Тогда заговорил Клим:

– Вишь, татарина на поводу ведем.

– Хорошо б, коли б так.

Но уже просунулись из-под деда русые ребячьи головы, и степенно сошла с крыльца хозяйка, держа ломоть хлеба и берестяной ковш с молоком.

Старик помолчал, пока Кирилл принял и отхлебнул молоко, но дальше терпения не хватило.

– Слушь-ка, не слыхал Емелю Лыкина, боярина, в Рязани не прибрал бог под лезвием басурманским?

– А он те сродни, что ль?

– Не. Боярщину ему платим. А коли погиб, не взыщет.

– А велику ли?

– С двух коробьев.

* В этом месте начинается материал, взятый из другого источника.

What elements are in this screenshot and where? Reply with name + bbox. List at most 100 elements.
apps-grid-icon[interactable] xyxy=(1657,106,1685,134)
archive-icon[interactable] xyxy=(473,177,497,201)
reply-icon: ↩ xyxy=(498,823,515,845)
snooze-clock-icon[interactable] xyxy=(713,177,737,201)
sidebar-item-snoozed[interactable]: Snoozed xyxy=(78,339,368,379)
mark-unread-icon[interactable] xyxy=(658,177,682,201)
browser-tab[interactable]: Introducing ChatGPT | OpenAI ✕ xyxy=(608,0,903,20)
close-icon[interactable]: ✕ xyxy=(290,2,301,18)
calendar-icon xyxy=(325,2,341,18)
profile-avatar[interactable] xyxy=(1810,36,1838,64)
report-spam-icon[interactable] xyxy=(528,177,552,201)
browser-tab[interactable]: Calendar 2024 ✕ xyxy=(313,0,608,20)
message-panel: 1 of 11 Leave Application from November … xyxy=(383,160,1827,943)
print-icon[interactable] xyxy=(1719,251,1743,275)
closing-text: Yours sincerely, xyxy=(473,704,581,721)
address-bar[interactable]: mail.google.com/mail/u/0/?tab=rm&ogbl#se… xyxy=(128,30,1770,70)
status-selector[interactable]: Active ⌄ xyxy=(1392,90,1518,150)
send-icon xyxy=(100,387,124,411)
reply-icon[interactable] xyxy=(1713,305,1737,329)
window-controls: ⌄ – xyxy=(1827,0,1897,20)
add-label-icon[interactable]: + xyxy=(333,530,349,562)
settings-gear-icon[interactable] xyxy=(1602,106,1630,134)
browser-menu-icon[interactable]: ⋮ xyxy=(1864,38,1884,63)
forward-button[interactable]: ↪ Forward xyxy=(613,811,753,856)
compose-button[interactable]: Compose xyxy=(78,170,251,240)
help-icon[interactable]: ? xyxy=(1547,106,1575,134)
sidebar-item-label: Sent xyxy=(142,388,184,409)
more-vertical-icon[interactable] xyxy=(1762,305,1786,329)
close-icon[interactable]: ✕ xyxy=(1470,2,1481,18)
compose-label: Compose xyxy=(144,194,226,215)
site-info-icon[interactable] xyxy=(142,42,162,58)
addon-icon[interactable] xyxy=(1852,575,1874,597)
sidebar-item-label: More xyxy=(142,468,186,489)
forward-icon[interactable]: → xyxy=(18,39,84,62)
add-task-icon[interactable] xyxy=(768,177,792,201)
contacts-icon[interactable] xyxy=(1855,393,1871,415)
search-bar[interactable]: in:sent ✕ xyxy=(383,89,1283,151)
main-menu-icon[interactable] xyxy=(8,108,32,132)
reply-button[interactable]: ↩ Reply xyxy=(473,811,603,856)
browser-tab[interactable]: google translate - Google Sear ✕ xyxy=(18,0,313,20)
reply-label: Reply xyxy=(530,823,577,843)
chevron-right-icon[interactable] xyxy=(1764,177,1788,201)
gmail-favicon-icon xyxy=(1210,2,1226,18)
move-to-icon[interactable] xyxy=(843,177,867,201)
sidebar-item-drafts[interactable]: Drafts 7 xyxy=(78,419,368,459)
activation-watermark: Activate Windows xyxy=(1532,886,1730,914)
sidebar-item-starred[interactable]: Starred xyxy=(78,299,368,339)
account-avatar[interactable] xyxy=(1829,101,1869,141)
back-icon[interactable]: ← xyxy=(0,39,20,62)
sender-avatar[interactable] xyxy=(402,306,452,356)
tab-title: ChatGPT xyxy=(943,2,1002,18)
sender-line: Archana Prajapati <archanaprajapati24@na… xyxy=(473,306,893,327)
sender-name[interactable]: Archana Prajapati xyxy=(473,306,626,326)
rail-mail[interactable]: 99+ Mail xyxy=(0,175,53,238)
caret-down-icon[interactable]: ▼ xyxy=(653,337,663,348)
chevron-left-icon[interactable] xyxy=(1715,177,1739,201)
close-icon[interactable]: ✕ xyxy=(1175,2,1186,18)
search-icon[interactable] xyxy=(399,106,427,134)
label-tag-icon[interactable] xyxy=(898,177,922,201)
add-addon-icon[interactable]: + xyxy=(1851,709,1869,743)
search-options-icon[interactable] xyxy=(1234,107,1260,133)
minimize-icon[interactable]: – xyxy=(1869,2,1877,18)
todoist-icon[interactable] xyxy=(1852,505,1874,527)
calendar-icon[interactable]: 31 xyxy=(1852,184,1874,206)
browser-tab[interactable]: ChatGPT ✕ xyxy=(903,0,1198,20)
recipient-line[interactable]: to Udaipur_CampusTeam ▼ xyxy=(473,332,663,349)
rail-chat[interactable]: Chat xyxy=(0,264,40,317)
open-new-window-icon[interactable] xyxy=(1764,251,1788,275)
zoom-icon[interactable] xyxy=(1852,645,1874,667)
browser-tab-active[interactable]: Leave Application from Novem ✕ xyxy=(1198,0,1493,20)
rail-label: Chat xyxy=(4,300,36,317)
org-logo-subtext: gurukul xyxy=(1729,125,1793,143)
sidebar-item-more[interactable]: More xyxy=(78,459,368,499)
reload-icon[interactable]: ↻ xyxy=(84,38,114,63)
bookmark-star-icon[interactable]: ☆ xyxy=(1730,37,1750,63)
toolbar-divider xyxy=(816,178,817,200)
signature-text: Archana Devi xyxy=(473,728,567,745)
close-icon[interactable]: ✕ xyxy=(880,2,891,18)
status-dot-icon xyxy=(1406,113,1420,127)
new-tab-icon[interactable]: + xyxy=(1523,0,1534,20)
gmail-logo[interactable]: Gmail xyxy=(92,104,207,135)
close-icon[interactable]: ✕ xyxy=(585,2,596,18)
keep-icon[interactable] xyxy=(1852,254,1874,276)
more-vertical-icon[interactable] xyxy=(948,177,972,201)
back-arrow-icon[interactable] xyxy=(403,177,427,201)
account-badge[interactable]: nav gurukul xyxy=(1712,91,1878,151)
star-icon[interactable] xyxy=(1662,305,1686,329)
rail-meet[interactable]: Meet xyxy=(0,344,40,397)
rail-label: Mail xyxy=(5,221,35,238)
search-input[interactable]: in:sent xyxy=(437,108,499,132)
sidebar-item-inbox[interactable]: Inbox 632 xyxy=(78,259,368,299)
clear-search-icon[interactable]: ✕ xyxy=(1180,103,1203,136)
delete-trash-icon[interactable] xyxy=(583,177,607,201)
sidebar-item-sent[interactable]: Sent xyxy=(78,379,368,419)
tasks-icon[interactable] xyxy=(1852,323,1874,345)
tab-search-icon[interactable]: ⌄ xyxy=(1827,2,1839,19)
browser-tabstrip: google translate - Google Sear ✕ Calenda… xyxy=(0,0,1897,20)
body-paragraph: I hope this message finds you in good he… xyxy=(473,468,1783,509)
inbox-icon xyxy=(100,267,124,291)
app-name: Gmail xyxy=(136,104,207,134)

Вдруг Бернаба спросил у Кирилла:

– Сколько платят? Не понимаю.

– А ты слушай. Два короба зерна сеют. По сему и посев исчислен.

Старик встревожился:

– Чего это у вас татарин по-нашему смыслит?

– Смышлен.

Не видя от приезжих обиды, старик позвал их в дом.

– Дак что ж? Не слыхал?

– Об Лыкине-то? А ежели и убили, другой Лыкин сыщется. Да и татары, глядишь, ненароком нагрянут. Поопаслись бы вы!

– Сейчас все в лес уйдем.

– А домы?

– А домы пожжем.

– Это к чему ж? – удивился Клим.

– Правильно задумано, – одобрил Кирилл.

Старик ответил Климу:

– Ежели Лыкин цел, скажем ему; хозяйство татарами пожжено, хлеб взят.

Если ж избы устоят – надо Лыкину платить, надо Ольгу платить: Ольг город поднимать станет, надо сыновей отдать – Рязань войско подновлять будет.

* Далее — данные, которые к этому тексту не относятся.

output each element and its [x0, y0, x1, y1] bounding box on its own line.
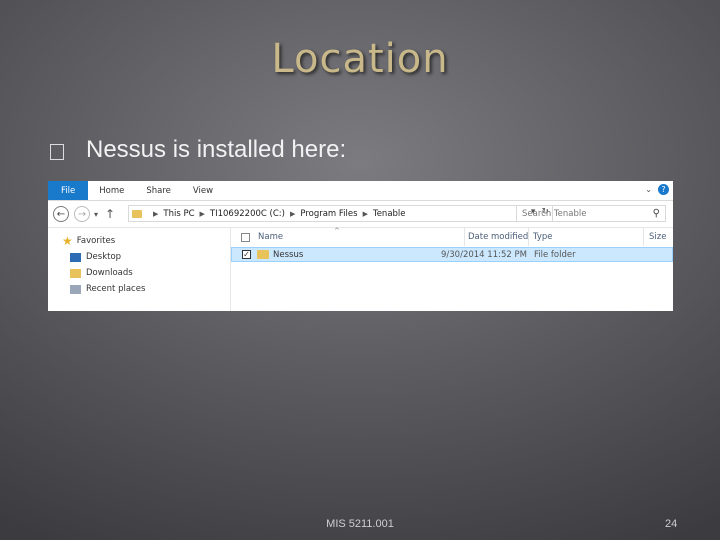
star-icon: ★ [62, 234, 73, 248]
recent-places-icon [70, 284, 81, 294]
breadcrumb-separator-icon[interactable]: ▶ [363, 210, 368, 218]
back-icon[interactable]: ← [53, 206, 69, 222]
file-explorer-screenshot: File Home Share View ⌄ ? ← → ▾ ↑ ▶ This … [48, 181, 673, 311]
tab-file[interactable]: File [48, 181, 89, 200]
nav-item-favorites[interactable]: ★ Favorites [48, 233, 230, 249]
breadcrumb-separator-icon[interactable]: ▶ [290, 210, 295, 218]
forward-icon[interactable]: → [74, 206, 90, 222]
downloads-icon [70, 268, 81, 278]
breadcrumb-tenable[interactable]: Tenable [373, 209, 406, 219]
bullet-item: Nessus is installed here: [50, 136, 346, 164]
nav-item-label: Downloads [86, 268, 133, 278]
page-number: 24 [665, 518, 678, 530]
column-name[interactable]: Name [258, 232, 283, 242]
address-bar[interactable]: ▶ This PC ▶ TI10692200C (C:) ▶ Program F… [128, 205, 553, 222]
tab-home[interactable]: Home [88, 181, 135, 200]
breadcrumb-this-pc[interactable]: This PC [163, 209, 194, 219]
up-icon[interactable]: ↑ [105, 207, 115, 221]
navigation-pane: ★ Favorites Desktop Downloads Recent pla… [48, 228, 231, 311]
select-all-checkbox[interactable] [241, 232, 250, 242]
desktop-icon [70, 252, 81, 262]
file-name[interactable]: Nessus [273, 250, 303, 260]
nav-item-desktop[interactable]: Desktop [48, 249, 230, 265]
folder-icon [132, 209, 142, 218]
file-list: Name ^ Date modified Type Size ✓ Nessus … [231, 227, 673, 311]
column-size[interactable]: Size [649, 232, 666, 242]
breadcrumb-drive[interactable]: TI10692200C (C:) [210, 209, 285, 219]
nav-item-downloads[interactable]: Downloads [48, 265, 230, 281]
slide-footer: MIS 5211.001 [326, 518, 394, 530]
help-icon[interactable]: ? [658, 184, 669, 195]
expand-ribbon-icon[interactable]: ⌄ [645, 185, 652, 194]
slide-title: Location [271, 36, 449, 82]
bullet-text: Nessus is installed here: [86, 136, 347, 163]
bullet-icon [50, 144, 64, 160]
search-input[interactable]: Search Tenable ⚲ [516, 205, 666, 222]
table-row[interactable]: ✓ Nessus 9/30/2014 11:52 PM File folder [231, 247, 673, 262]
recent-locations-icon[interactable]: ▾ [94, 210, 98, 219]
breadcrumb-separator-icon[interactable]: ▶ [153, 210, 158, 218]
column-header-row: Name ^ Date modified Type Size [231, 227, 673, 246]
search-placeholder: Search Tenable [522, 208, 587, 219]
row-checkbox[interactable]: ✓ [242, 250, 251, 259]
sort-ascending-icon: ^ [334, 227, 340, 235]
nav-item-label: Desktop [86, 252, 122, 262]
tab-view[interactable]: View [182, 181, 224, 200]
breadcrumb-program-files[interactable]: Program Files [300, 209, 357, 219]
file-type: File folder [534, 250, 576, 260]
breadcrumb-separator-icon[interactable]: ▶ [200, 210, 205, 218]
tab-share[interactable]: Share [135, 181, 182, 200]
navigation-bar: ← → ▾ ↑ ▶ This PC ▶ TI10692200C (C:) ▶ P… [48, 201, 673, 228]
nav-item-recent-places[interactable]: Recent places [48, 281, 230, 297]
ribbon: File Home Share View ⌄ ? [48, 181, 673, 201]
search-icon[interactable]: ⚲ [653, 208, 660, 219]
column-date-modified[interactable]: Date modified [468, 232, 528, 242]
column-type[interactable]: Type [533, 232, 553, 242]
file-date: 9/30/2014 11:52 PM [441, 250, 527, 260]
nav-item-label: Favorites [76, 236, 116, 246]
nav-item-label: Recent places [86, 284, 146, 294]
folder-icon [257, 250, 269, 259]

Дом поставить не велико дело, а хлебушек-то надо цельный год растить.

– Может, тое и верно? – задумался Клим.

– Мудр ты еси! – одобрил Кирилл. – Может, придется когда пройтить, от непогоды укроешь. Как тебя звать-то?

– Гридя я. Приходи.

Они еще пили молоко, а из изб уже начали выносить скудный скарб, голых ребят, на коих не было иной одежды, кроме истертых валенок, черные горшки, кусок холстины и все это бегом уносили в лес. А в клети под присмотром Гриди ребята сыпали в коробья хлеб, заботливо застилали каждый короб ветошкой и тоже волокли в кустарник – видно, в лесу на такой случай имелся тайник. Овес увязывали в веретья, и, когда Кирилл пошел к лошадям, лесная деревня уже успела опустеть. Лишь Гридя оставался, следя, как ребята приваливают к стенам копны соломы на поджог. Отдохнув, они ушли. Снова потянулся лес.

Ночью они увидели зарево.

Впереди пылало все небо; птицы, потревоженные огнем, ворочались и перелетали, натыкаясь на ветки.

– А ведь то татары! Перевитск жгут!

"Ой горе мое, Анюта! – думал Кирилл. – Куда она кинулась? Да и кинулась ли?"

С тоской он смотрел на пылающие небеса. Лишь правее, за Окой, глухо и спокойно темнела ночь – там лежали земли Москвы.

Оставался один путь – туда.

Глава 27

ОЛЕГ ЗА ОКОЙ

Олег кинулся из Рязани в Перевитск. Но зарева вспыхивали всюду. Всюду мог повстречаться враг. Несколько раз поворачивали коней, меняли путь.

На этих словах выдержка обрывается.